Sejarah dan Latar Belakang
Proyek Manhattan adalah program penelitian dan pengembangan yang dipimpin oleh Amerika Serikat selama Perang Dunia II, dengan tujuan utama untuk menghasilkan bom atom. Pada tahun 1945, dua bom atom berhasil dijatuhkan di Hiroshima dan Nagasaki, yang secara efektif mengakhiri perang. Namun, eksperimen dan penelitian terus berlanjut untuk memahami lebih lanjut tentang reaksi nuklir dan potensi senjata masa depan.

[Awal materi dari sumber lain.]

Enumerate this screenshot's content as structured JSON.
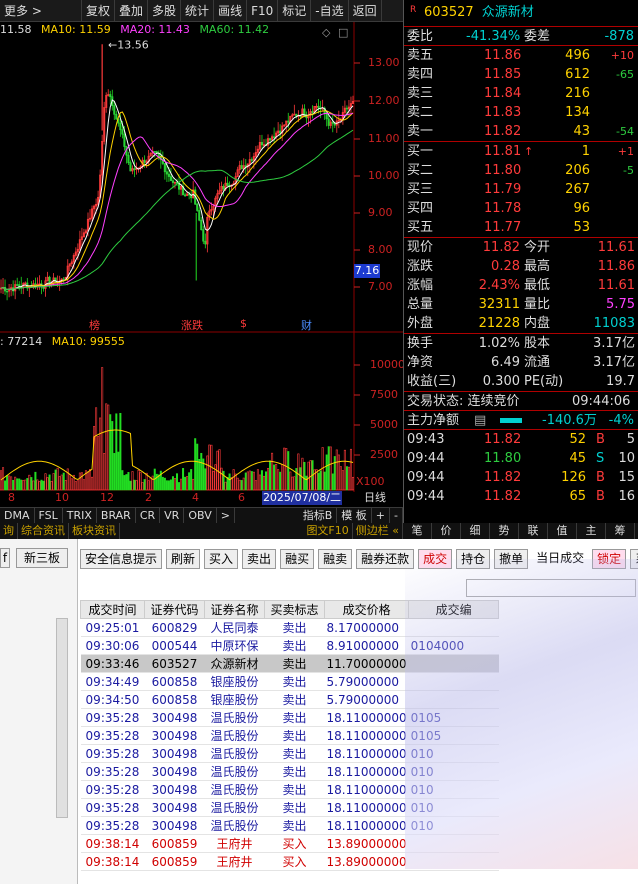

Inti iblis adalah bola plutonium dengan berat sekitar 6,2 kilogram dan diameter sekitar 8,89 cm. Bola ini terdiri dari isotop plutonium-239 yang sangat reaktif dan dapat mencapai keadaan kritis (criticality), di mana reaksi berantai nuklir yang tak terkendali bisa terjadi, menghasilkan radiasi mematikan.
Insiden Pertama
Insiden pertama terjadi pada 21 Agustus 1945, ketika fisikawan Harry Daghlian melakukan eksperimen di Los Alamos National Laboratory. Daghlian menumpuk batu bata tungsten-karbida di sekitar inti plutonium untuk mencapai kondisi kritis. Tanpa sengaja, dia menjatuhkan satu batu bata tambahan, menyebabkan inti menjadi superkritis. Daghlian segera membongkar susunan batu bata, tetapi ia terkena dosis radiasi mematikan. Dia meninggal 25 hari kemudian akibat keracunan radiasi akut.
Insiden Kedua
Insiden kedua terjadi pada 21 Mei 1946, melibatkan fisikawan Louis Slotin. Slotin sedang melakukan eksperimen yang dikenal sebagai “tickling the dragon’s tail” (menggelitik ekor naga), di mana ia menumpuk dua setengah bola berilium di sekitar inti plutonium menggunakan obeng sebagai pengganjal. Saat obeng terpeleset, setengah bola berilium tersebut jatuh dan menyebabkan inti menjadi superkritis. Slotin segera menghentikan reaksi dengan melemparkan bola berilium, tetapi ia terkena dosis radiasi yang mematikan dan meninggal sembilan hari kemudian.
Insiden-insiden ini menyoroti bahaya eksperimen nuklir dan mendorong perubahan besar dalam prosedur keselamatan laboratorium. Setelah kematian Daghlian dan Slotin, protokol keselamatan diperketat, dan eksperimen manual dengan bahan fisil dihentikan. Para ilmuwan kini menggunakan perangkat mekanis yang dikendalikan dari jarak jauh untuk meminimalkan risiko paparan radiasi.
Inti iblis plutonium adalah bagian penting dari sejarah nuklir dan mengajarkan kita tentang bahaya serta tanggung jawab yang terkait dengan penelitian nuklir. Dua insiden fatal yang melibatkan inti ini mengingatkan kita tentang pentingnya keselamatan dalam eksperimen ilmiah, terutama ketika berurusan dengan bahan berbahaya. Meskipun telah berlalu lebih dari tujuh dekade, pelajaran dari insiden ini tetap relevan dalam konteks modern, baik dalam bidang penelitian nuklir maupun keselamatan laboratorium secara umum.